In the novel, younger Fei Liu was bought by a secret Japanese assassin group that used drugs and poisons on the kids which resulted in intellectual disability but still enable them to train in martial arts. Fei Liu was the youngest in the assassin group and had not been released on any of their missions yet when one day, the group failed in an assassination task and eventually got eliminated, he was left alone to freeze and starve to death until Su Zhe saved him when he was travelling to Japan to find some medical herbs. There shoud be a possibility that during his early days in Japan he found out about the plant and still have it in his memory even after the drugs took effect on him, that explains why he gave it to Su Zhe out of so many beautiful plants in the city! I had this theory because Su Zhe ordered his household to take care of the plant and "will not forgive them" if he finds even a single leaf is missing, then he drank the heart-protection pill from Lin Chen (that very much look similar to the Heavenly Bamboo's red berries!). Knowing that Fei Liu and Lin Chen were protecting him with their own way would make him even stronger and confident to get through the interrogation in Xuanjing Bureau.

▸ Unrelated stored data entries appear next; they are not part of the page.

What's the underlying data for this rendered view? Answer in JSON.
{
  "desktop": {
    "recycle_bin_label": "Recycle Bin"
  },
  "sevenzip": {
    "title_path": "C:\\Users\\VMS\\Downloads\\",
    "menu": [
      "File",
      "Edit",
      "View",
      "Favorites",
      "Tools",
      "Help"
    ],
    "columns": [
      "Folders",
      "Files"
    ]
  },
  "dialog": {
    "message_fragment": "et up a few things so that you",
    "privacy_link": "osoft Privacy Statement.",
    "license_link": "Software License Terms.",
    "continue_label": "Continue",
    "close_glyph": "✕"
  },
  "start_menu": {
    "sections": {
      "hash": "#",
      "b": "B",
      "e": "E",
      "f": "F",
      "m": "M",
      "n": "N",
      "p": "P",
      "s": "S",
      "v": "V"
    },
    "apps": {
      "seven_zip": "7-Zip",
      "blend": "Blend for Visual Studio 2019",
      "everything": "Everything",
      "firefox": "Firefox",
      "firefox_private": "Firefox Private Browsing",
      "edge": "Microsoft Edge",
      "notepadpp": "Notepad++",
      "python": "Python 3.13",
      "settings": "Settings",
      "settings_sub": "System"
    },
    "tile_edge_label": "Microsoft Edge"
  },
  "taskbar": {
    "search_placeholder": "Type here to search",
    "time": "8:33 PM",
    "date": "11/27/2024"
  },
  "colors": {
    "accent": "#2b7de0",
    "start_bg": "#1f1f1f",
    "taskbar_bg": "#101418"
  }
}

[EP38] When Xia Dong said, "Justice is people's hearts. If you still don't repent, even if you kill 10 Mei Changsus it will not solve the problem." i think i once wondered (in my first watch) why they put those words together. Was she implying that Mei Changsu is the symbol of justice itself? Thus, even if they kill him there will always be another Mei Changsus to carry out the duty.
[EP43] Mei Changsu on His Peak of Identity Crisis
I've seen so many reactions from viewers about how people around Su Zhe were so freaking out about his altered appearance while he still looked so damn fine, but i'd like to point out that it wasn't about turning hideous or not that made them horrified, let's see what he had been told about his appearance:
Meng Zhi: "I still can't believe you have become completely unrecognizable. There are no traces of the past." [EP3]
Mr. Shisan: "Heaven has mercy. It allows me to meet Young Master. But after seeing that you don't look like before, i felt so sad.." [EP8]
Nihuang: "What kind of cruel things, can wipe away all the traces of a person? Making you unrecognizable." [EP12]
Up until here, he had been giving calm and insignificant responses with some self-assuring that he knew best who he was in his heart. But not until Consort Jing said this in this ep: "If your father or mother could see the hardships you have taken upon yourself, this heart would die of heartbreak! Xiao-Shu, you used to look so much like your father..."
I found that very heartbreaking to hear, particularly for a family-loving person like him, to the point he had to state for the first time in the series that "Even though my appearance has changed, but i'm still the son of Lin House." That was the first time he started to doubt his identity, that no matter how much he convinced himself, that even he got his appearance altered to the handsome Hu Ge (LOL), having to live the life being completely unrecognizable and cut off from the once pleasant and normal past would give one's a great amount of despair. His misery regarding his own identity might also supported by how he deliberately made himself seen as a stony-hearted and scheming person, the total opposite of his past self.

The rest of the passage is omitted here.